We were treated to hundreds more explosions lasting until 7:30. Somehow we managed to doze on and off through it all, having become acclimated over the years to the noises that accompany fiestas.
The occasion was the celebration of Santa Cruz, a time of thanksgiving and prayers for a bountiful future. Our neighborhood, Barrio de la Palmita and the adjacent Valle de Maiz, are noted for noisy celebrations during May.
People celebrated all weekend long, but last Sunday was the big day. At noon our friends assembled into a parade, shutting down the Salida a Querétaro as they marched through the city.
Mostly working-class people live in La Palmita, most of them descended from Otomí or Chichimeca forebears. A consequence of their heritage is that the Santa Cruz celebration is a mixture of Catholic and indigenous rituals. Everyone here seems comfortable with the messy confluence of the two traditions. I imagine though that if the Vatican were fully aware of what was going on, it would drive them nuts.
The red-shirted banda that awakened us provided marching music. It has a wonderful sound. Paired clarinets, harmonizing in sour thirds and delightfully out of tune, play a sprightly melody. When they complete a cadenza, the whole band lurches into a repeat: blaring trumpets, booming tuba, and loud, loud drums.

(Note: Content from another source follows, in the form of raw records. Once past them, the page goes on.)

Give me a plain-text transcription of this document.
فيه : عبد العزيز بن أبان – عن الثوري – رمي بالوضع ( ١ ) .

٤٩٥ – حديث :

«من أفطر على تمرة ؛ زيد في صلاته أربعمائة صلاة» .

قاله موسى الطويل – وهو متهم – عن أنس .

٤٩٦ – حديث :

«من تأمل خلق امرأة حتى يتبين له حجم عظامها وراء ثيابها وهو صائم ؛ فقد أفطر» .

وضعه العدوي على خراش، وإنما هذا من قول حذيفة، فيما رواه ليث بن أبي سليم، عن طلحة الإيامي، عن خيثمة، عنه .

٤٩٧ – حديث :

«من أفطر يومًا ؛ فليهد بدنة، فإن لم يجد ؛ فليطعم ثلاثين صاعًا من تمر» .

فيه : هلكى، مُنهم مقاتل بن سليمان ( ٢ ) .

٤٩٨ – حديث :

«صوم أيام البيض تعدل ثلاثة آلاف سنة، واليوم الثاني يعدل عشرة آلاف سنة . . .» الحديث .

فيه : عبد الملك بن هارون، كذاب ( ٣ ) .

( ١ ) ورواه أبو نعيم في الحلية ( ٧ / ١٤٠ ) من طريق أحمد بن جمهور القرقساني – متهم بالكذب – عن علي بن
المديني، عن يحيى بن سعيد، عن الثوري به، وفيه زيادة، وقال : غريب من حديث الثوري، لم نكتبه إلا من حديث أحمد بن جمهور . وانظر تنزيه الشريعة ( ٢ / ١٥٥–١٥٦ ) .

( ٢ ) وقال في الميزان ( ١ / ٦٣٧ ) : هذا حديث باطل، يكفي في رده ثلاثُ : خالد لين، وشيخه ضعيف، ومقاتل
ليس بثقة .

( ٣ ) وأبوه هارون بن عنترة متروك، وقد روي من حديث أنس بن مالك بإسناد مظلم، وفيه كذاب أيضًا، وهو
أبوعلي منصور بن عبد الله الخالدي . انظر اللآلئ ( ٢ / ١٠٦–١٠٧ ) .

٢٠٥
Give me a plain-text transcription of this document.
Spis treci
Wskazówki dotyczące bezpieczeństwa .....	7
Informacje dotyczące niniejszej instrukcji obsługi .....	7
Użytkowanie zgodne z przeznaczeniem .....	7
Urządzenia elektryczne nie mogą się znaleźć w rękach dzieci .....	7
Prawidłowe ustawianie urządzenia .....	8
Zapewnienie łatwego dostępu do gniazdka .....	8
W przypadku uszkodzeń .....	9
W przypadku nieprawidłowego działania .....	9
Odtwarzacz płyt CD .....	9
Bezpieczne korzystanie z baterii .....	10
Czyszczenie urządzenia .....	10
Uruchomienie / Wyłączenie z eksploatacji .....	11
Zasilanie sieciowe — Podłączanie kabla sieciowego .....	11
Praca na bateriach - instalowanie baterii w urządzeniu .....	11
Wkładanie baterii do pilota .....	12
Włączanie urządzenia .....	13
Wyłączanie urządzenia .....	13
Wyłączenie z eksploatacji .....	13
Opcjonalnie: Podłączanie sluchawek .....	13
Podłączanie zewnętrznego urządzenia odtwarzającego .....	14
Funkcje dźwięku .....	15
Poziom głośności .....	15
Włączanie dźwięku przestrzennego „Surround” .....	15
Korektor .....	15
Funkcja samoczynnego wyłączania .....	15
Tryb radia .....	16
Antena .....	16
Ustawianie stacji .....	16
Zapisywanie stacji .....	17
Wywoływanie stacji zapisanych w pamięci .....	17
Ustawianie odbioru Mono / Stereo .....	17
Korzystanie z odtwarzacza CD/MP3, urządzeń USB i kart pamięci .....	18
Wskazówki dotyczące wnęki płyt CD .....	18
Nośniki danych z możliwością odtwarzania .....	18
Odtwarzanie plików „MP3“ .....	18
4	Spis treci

Somehow, the effect is thrilling. You gotta hear it to get it.
In counterpoint to the banda music, huge public address systems mounted on trucks play recorded music mixed with the voice of an announcer whipping up enthusiasm among participants and spectators. Stock batteries and alternators in these trucks are unable to supply more than a fraction of the power demanded by these sound systems. Gensets clatter away, generating the needed kilowatts.
Note the household fan mounted on the bumper of the red truck. Powered by the PA system genset, it provides needed additional cooling. It's 94º today, and that old engine probably can't idle for long without boiling over.
Later tonight a play will be enacted in the forecourt of La Palmita's modest church. The actors parade in their costumes. There seem to be more than three wise men...
...and there are at least two devils. Satan's regulation costume appears to be black-painted skin, a cow skull, and greenery from a pepper tree.
Next it's the locos; people dancing down the street in an incredible variety of goofy costumes. The woman to the left of the photo, the one in pinafore and baseball hat, appears to have been out shopping when she got caught in all the madness.
Among the locos, a popeyed mojiganga (outsize papier-mache creature) marches down the hill. Aunt Jemima appears as well, as she often does at these festivals. Mexican people are not as sensitive as Norteamericanos to caricatures and stereotyping. I, for example, am sometimes referred to as pelón—baldy.
The loco dressed as Death is handing out candy to little children.
Danzantes whirl to the beat of an enormous drum. They wear vague approximations of pre-Hispanic dress.
We followed the parade downtown and ate lunch in a restaurant just behind the Parroquoia while La Palmita rocked the Jardín, showing the town their chops.
Our barrio is modest. It puts on an enthusiastic if somewhat small-scale show. Next weekend Valle de Maiz will wheel out the big guns. The noises they are going to make will send dogs shaking under beds and set Gringo teeth on edge. No one within the city limits will escape the din. From Thursday on, sleep will be impossible.
Inured to Mexican celebrations we may well be, but we're sensible, too. Later this week Laura and I are going to head out for the peace and tranquility of Mexico City.